The importance of environment
A final paper highlighted the crucial link between the quality of work environment, and especially things such as noise levels, and factors such as tiredness and fatigue. What’s more, people had higher levels of stress and anxiety when they were unhappy with their home work environment.
“This leads us to the idea that we need to customize our workstations to improve health and well-being, and help with productivity,” the researchers explain.
Perhaps unsurprisingly, the studies revealed a clear satisfaction divide broadly along income lines, with those earning lower amounts both unhappier with their home work environment and more likely to report health issues associated with it than their wealthier peers.
“Working from home may impact some people differently than others, so we need to look at individual policies,” the authors explain. “It’s how you set up a social and physical environment, and the technology needed to support that.”

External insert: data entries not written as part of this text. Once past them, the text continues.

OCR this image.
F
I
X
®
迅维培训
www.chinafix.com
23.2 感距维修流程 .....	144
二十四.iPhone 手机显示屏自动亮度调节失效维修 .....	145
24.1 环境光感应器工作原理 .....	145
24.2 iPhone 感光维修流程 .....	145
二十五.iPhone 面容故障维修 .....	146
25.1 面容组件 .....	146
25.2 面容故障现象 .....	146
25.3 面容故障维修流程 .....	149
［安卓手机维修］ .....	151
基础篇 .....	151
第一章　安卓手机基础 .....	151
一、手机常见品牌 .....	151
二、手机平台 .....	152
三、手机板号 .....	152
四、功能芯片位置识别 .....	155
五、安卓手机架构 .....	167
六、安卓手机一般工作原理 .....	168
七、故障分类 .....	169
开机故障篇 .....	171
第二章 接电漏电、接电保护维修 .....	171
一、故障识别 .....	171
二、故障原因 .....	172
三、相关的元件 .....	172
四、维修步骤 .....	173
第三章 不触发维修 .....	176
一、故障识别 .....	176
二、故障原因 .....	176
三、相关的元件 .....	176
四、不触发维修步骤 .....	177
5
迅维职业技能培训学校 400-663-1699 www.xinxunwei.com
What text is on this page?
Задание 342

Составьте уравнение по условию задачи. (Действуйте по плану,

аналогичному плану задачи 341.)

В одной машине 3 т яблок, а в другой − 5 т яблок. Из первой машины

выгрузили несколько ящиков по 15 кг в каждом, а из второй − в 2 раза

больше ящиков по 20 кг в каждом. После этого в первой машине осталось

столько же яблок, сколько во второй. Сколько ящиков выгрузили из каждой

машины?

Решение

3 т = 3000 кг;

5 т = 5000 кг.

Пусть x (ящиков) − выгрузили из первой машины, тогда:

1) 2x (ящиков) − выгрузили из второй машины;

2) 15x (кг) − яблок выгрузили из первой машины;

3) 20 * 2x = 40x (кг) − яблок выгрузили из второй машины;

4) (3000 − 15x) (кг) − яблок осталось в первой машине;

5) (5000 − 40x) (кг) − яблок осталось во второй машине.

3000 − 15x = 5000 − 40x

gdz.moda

While the very nature of flexible work would lend itself towards having an individual approach, perhaps a first step would be to better inform people about how their workstation is affecting their health and productivity. The studies found that just 11% of us are actually aware of the potential impact, which obviously limits any potential remediating actions we can take. Self-reflection may, therefore, be a good place to start to encourage us to think about how our workspace affects us and indeed be more aware of the physical and mental cues regarding our own health.
“Really try to pay attention if you’re feeling anxious or stressed, or experiencing musculoskeletal pain, then track those symptoms and try to identify how they relate to one another,” the authors conclude.